このパワートレインは、ターボチャージャー付き1.5Lガソリンエンジン、2基の電気モーター(前後に1基ずつ)、および35.6kWhのリン酸鉄リチウム(LFP)バッテリーで構成される。

英国仕様の詳細はまだ明かされていないが、BYDは0-100km/h加速タイムを4.8秒、電気のみでの航続距離を127kmとしている。

スクエアで厚みのあるTi7のスタイリングは、ディフェンダーやトヨタ・ランドクルーザーといった伝統的なSUVを彷彿とさせる。角ばったエッジとトランクに搭載されたスペアタイヤホルダーが特徴だ。

モノコック構造で日常志向のクルマ

英国ではBYDブランドから販売されるが、実質的には今年後半に投入予定のデンツァ『B5』の大型版にあたる。

本国中国では、B5とTi7の両モデルとも、BYDの若者向け高級ブランドであるファンチェンバオ(方程豹、Fangchengbao)から販売されている。


BYD Ti7    BYD

Ti7がデンツァとして販売されない理由について、BYD UKの広報担当者はAUTOCARに対し、ボディ・オン・フレーム構造のB5はオフロード車として構想されたが、モノコック構造のTi7は必ずしもオフロード性能を必要としない購入者を対象としているためだと説明した。

中国では、Ti7にはBYDの急速充電技術「フラッシュ」に対応したバッテリーEV版も用意されており、最大1500kWの充電が可能だ。

英国では今年、こうした急速充電器300基のネットワークが整備される予定だが、EV版のTi7が英国市場に投入されるかどうかは定かではない。

Ti7の価格は数週間以内に発表される予定だ。
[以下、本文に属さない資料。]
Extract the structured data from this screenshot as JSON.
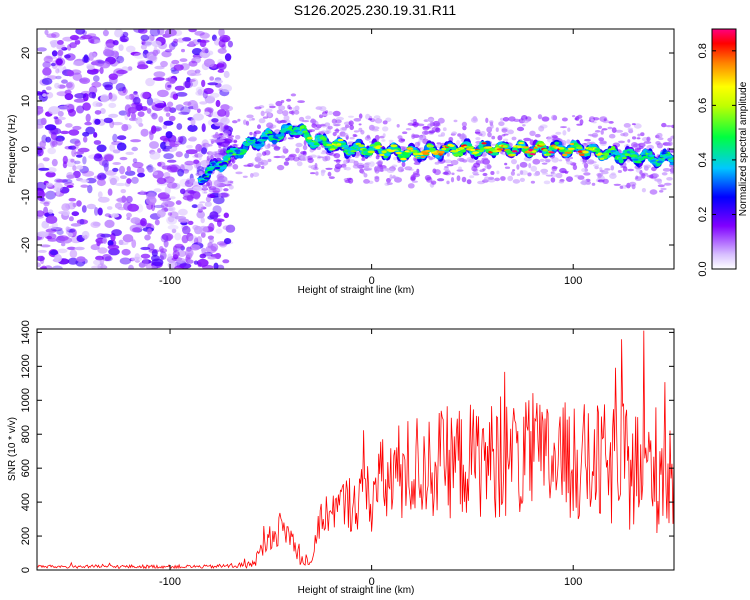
{
  "title": "S126.2025.230.19.31.R11",
  "chart_data": [
    {
      "type": "heatmap",
      "xlabel": "Height of straight line (km)",
      "ylabel": "Frequency (Hz)",
      "xlim": [
        -166,
        150
      ],
      "ylim": [
        -25,
        25
      ],
      "xticks": [
        -100,
        0,
        100
      ],
      "yticks": [
        -20,
        -10,
        0,
        10,
        20
      ],
      "colorbar": {
        "label": "Normalized spectral amplitude",
        "range": [
          0,
          0.88
        ],
        "ticks": [
          "0.0",
          "0.2",
          "0.4",
          "0.6",
          "0.8"
        ],
        "colors": [
          "#ffffff",
          "#b070ff",
          "#0000ff",
          "#00e0ff",
          "#00ff40",
          "#ffff00",
          "#ff8000",
          "#ff0000",
          "#ff0080"
        ]
      },
      "ridge": {
        "x": [
          -85,
          -75,
          -65,
          -55,
          -45,
          -38,
          -30,
          -20,
          -10,
          0,
          20,
          40,
          60,
          80,
          100,
          120,
          140,
          150
        ],
        "freq": [
          -6,
          -3,
          0,
          2,
          3,
          4.5,
          2,
          1,
          0,
          0,
          -1,
          0,
          0,
          0,
          0,
          -1,
          -2,
          -2
        ],
        "amplitude": [
          0.35,
          0.35,
          0.45,
          0.4,
          0.45,
          0.5,
          0.6,
          0.65,
          0.55,
          0.6,
          0.65,
          0.75,
          0.8,
          0.82,
          0.8,
          0.55,
          0.45,
          0.45
        ]
      },
      "noise_region": {
        "x_range": [
          -166,
          -75
        ],
        "amplitude": 0.2
      }
    },
    {
      "type": "line",
      "xlabel": "Height of straight line (km)",
      "ylabel": "SNR (10 * v/v)",
      "xlim": [
        -166,
        150
      ],
      "ylim": [
        0,
        1420
      ],
      "xticks": [
        -100,
        0,
        100
      ],
      "yticks": [
        0,
        200,
        400,
        600,
        800,
        1000,
        1200,
        1400
      ],
      "color": "#ff0000",
      "series": [
        {
          "name": "SNR",
          "envelope_x": [
            -166,
            -120,
            -80,
            -60,
            -55,
            -50,
            -45,
            -40,
            -35,
            -30,
            -25,
            -20,
            -15,
            -10,
            -5,
            0,
            5,
            10,
            20,
            30,
            50,
            70,
            90,
            110,
            130,
            150
          ],
          "envelope_mean": [
            20,
            20,
            20,
            30,
            100,
            200,
            250,
            200,
            50,
            50,
            300,
            350,
            380,
            400,
            420,
            450,
            500,
            550,
            600,
            620,
            650,
            650,
            650,
            620,
            600,
            600
          ],
          "envelope_spread": [
            10,
            10,
            10,
            20,
            60,
            80,
            100,
            80,
            30,
            30,
            100,
            120,
            150,
            180,
            200,
            250,
            280,
            300,
            320,
            330,
            340,
            350,
            350,
            360,
            380,
            400
          ]
        }
      ]
    }
  ]
}
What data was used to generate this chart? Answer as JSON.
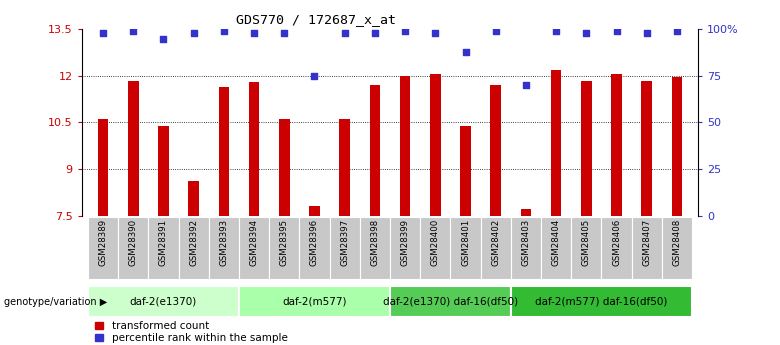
{
  "title": "GDS770 / 172687_x_at",
  "samples": [
    "GSM28389",
    "GSM28390",
    "GSM28391",
    "GSM28392",
    "GSM28393",
    "GSM28394",
    "GSM28395",
    "GSM28396",
    "GSM28397",
    "GSM28398",
    "GSM28399",
    "GSM28400",
    "GSM28401",
    "GSM28402",
    "GSM28403",
    "GSM28404",
    "GSM28405",
    "GSM28406",
    "GSM28407",
    "GSM28408"
  ],
  "bar_values": [
    10.6,
    11.85,
    10.4,
    8.6,
    11.65,
    11.8,
    10.6,
    7.8,
    10.6,
    11.7,
    12.0,
    12.05,
    10.4,
    11.7,
    7.7,
    12.2,
    11.85,
    12.05,
    11.85,
    11.95
  ],
  "pct_values": [
    98,
    99,
    95,
    98,
    99,
    98,
    98,
    75,
    98,
    98,
    99,
    98,
    88,
    99,
    70,
    99,
    98,
    99,
    98,
    99
  ],
  "ymin": 7.5,
  "ymax": 13.5,
  "yticks": [
    7.5,
    9.0,
    10.5,
    12.0,
    13.5
  ],
  "ytick_labels": [
    "7.5",
    "9",
    "10.5",
    "12",
    "13.5"
  ],
  "gridlines": [
    9.0,
    10.5,
    12.0
  ],
  "bar_color": "#CC0000",
  "dot_color": "#3333CC",
  "groups": [
    {
      "label": "daf-2(e1370)",
      "start": 0,
      "end": 5,
      "color": "#ccffcc"
    },
    {
      "label": "daf-2(m577)",
      "start": 5,
      "end": 10,
      "color": "#aaffaa"
    },
    {
      "label": "daf-2(e1370) daf-16(df50)",
      "start": 10,
      "end": 14,
      "color": "#55cc55"
    },
    {
      "label": "daf-2(m577) daf-16(df50)",
      "start": 14,
      "end": 20,
      "color": "#33bb33"
    }
  ],
  "legend_label_bar": "transformed count",
  "legend_label_dot": "percentile rank within the sample",
  "right_yticks": [
    0,
    25,
    50,
    75,
    100
  ],
  "right_ytick_labels": [
    "0",
    "25",
    "50",
    "75",
    "100%"
  ]
}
最高価格5万9025ポンド(約1260万円)の電動SUV『シーライオン7』を上回る、BYDのフラッグシップモデルとして位置づけられる可能性が高い。

7月に開催されるグッドウッド・フェスティバル・オブ・スピードで、Ti7が英国デビューを果たす可能性もある。BYDは過去2年間、同イベントで大きな存在感を示してきた。